Notes from a 2011 Qcon talk about scaling the non-gaming server side of League of Legends. They are not worried about persistence during a game, but rather in the match-making, lobby, or store. They have soft real-time requirements: not the order of 10ms, more the order of a few seconds. [Twitter and Facebook are soft RT too]
Scalability: it's easier to constrain what the logic developers are allowed to do, than to define what they are not allowed to do. Examples: Map/Reduce is a whole paradigm (you have to make your logic fit into a
map() and a
reduce()), NoSQL's unstructured data is a double-edge sword (you lose the ability to
join, but queries come back faster), and when you're partitioned, you pick to be either atomic/consistent or available
46:50: Scaling should be dynamic/elastic; you need cluster recomposition and stateless growth patterns. Hence the system should be dynamically configurable. On the fly, you should be able to adjust the thread pool size, add/remove roles to machines, and switch logic or system algorithms.

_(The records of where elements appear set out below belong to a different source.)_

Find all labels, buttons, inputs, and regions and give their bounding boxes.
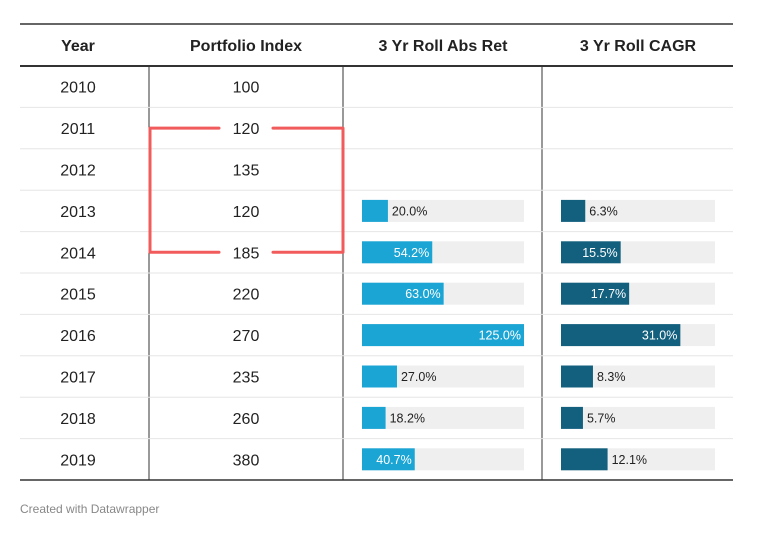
footer-credit: Created with Datawrapper bbox=[20, 502, 159, 516]
index-cell: 380 bbox=[233, 452, 260, 469]
index-cell: 135 bbox=[233, 163, 260, 180]
abs-ret-bar bbox=[362, 282, 444, 305]
table-grid bbox=[20, 23, 733, 481]
index-cell: 120 bbox=[233, 121, 260, 138]
year-cell: 2018 bbox=[60, 411, 96, 428]
abs-ret-label: 40.7% bbox=[376, 453, 411, 467]
column-header: 3 Yr Roll Abs Ret bbox=[379, 38, 509, 55]
index-cell: 220 bbox=[233, 287, 260, 304]
cagr-track bbox=[561, 365, 715, 388]
cagr-bar bbox=[561, 448, 608, 471]
highlight-bracket-left bbox=[148, 126, 221, 254]
cagr-label: 8.3% bbox=[597, 370, 626, 384]
year-cell: 2017 bbox=[60, 370, 96, 387]
highlight-bracket-right bbox=[271, 126, 345, 254]
year-cell: 2016 bbox=[60, 328, 96, 345]
abs-ret-bar bbox=[362, 406, 386, 429]
year-cell: 2015 bbox=[60, 287, 96, 304]
cagr-label: 15.5% bbox=[582, 246, 617, 260]
index-cell: 185 bbox=[233, 245, 260, 262]
cagr-bar bbox=[561, 241, 621, 264]
cagr-label: 31.0% bbox=[642, 329, 677, 343]
abs-ret-bar bbox=[362, 448, 415, 471]
index-cell: 260 bbox=[233, 411, 260, 428]
header-row: Year Portfolio Index 3 Yr Roll Abs Ret 3 Yr… bbox=[61, 38, 696, 55]
column-header: Portfolio Index bbox=[190, 38, 302, 55]
year-cell: 2012 bbox=[60, 163, 96, 180]
column-header: Year bbox=[61, 38, 95, 55]
abs-ret-bar bbox=[362, 365, 397, 388]
abs-ret-label: 18.2% bbox=[390, 411, 425, 425]
abs-ret-bar bbox=[362, 199, 388, 222]
cagr-label: 12.1% bbox=[612, 453, 647, 467]
cagr-bar bbox=[561, 199, 586, 222]
abs-ret-label: 20.0% bbox=[392, 204, 427, 218]
abs-ret-track bbox=[362, 199, 524, 222]
table-body: 2010 100 2011 120 2012 135 2013 120 20.0% 6.3% 201… bbox=[60, 80, 715, 471]
cagr-label: 17.7% bbox=[591, 287, 626, 301]
abs-ret-track bbox=[362, 365, 524, 388]
highlight-bracket bbox=[148, 126, 345, 254]
abs-ret-label: 63.0% bbox=[405, 287, 440, 301]
abs-ret-bar bbox=[362, 241, 433, 264]
cagr-track bbox=[561, 199, 715, 222]
year-cell: 2019 bbox=[60, 452, 96, 469]
cagr-bar bbox=[561, 282, 630, 305]
cagr-label: 5.7% bbox=[587, 411, 616, 425]
year-cell: 2014 bbox=[60, 245, 96, 262]
abs-ret-label: 125.0% bbox=[479, 329, 521, 343]
abs-ret-label: 54.2% bbox=[394, 246, 429, 260]
abs-ret-track bbox=[362, 406, 524, 429]
column-header: 3 Yr Roll CAGR bbox=[580, 38, 697, 55]
abs-ret-label: 27.0% bbox=[401, 370, 436, 384]
cagr-track bbox=[561, 406, 715, 429]
index-cell: 100 bbox=[233, 80, 260, 97]
year-cell: 2011 bbox=[61, 121, 96, 138]
index-cell: 120 bbox=[233, 204, 260, 221]
cagr-bar bbox=[561, 324, 681, 347]
cagr-bar bbox=[561, 406, 583, 429]
cagr-bar bbox=[561, 365, 593, 388]
cagr-label: 6.3% bbox=[589, 204, 618, 218]
index-cell: 235 bbox=[233, 370, 260, 387]
year-cell: 2013 bbox=[60, 204, 96, 221]
year-cell: 2010 bbox=[60, 80, 96, 97]
index-cell: 270 bbox=[233, 328, 260, 345]
abs-ret-bar bbox=[362, 324, 524, 347]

Food for thought: list all the benefits/tricks a load balancer can provide to your system.
Caching provides flexibility: failovers, distribution of workload (hot code updates or restarts). Coherence is a distributed cache used between Hibernate and the DAO layer as "cache-through". If the DAO asks Coherence and there's a cache miss, then Coherence asks Hibernate (itself using a Coherence cache, or calling MySQL over the network if cache miss).
24:00: How to be sure that cache and DB are consistent? Do not cache! Query the DB directly, latency of few sec is OK for soft RT.
11:30: Serialize the work, not the data. It's faster to serialize the work to the data, than to unserialize the data, work on it, then serialize the result.
Avoid moving the data all over the network towards where the process is. It's also easier to distribute the work to all the DB nodes than to send to/receive from all the nodes.
The objects sent on network between server and DB should be small: if you have to edit only one field, you should not have to send a big object of 1MB.
Logging and Testing
42:30: They log each function call with how long it took; overhead of 1% performance, but huge value if able to graph/plot the logs. Compare the average call duration in the last few minutes to the usual average to detect problems.
17:15: Keep in mind that the code will be used/executed in a data center, not on your laptop. 51:25: They use EC2 for load testing. 1000 threads per node, each thread simulating 1 user. Realistic because not all clients (threads) are same speed in real-life, and EC2 network is not always the best/reliable. It's not the most performant, but it looks like a quick-and-dirty way to load test. One of their scale testing environment has more than 50 machines.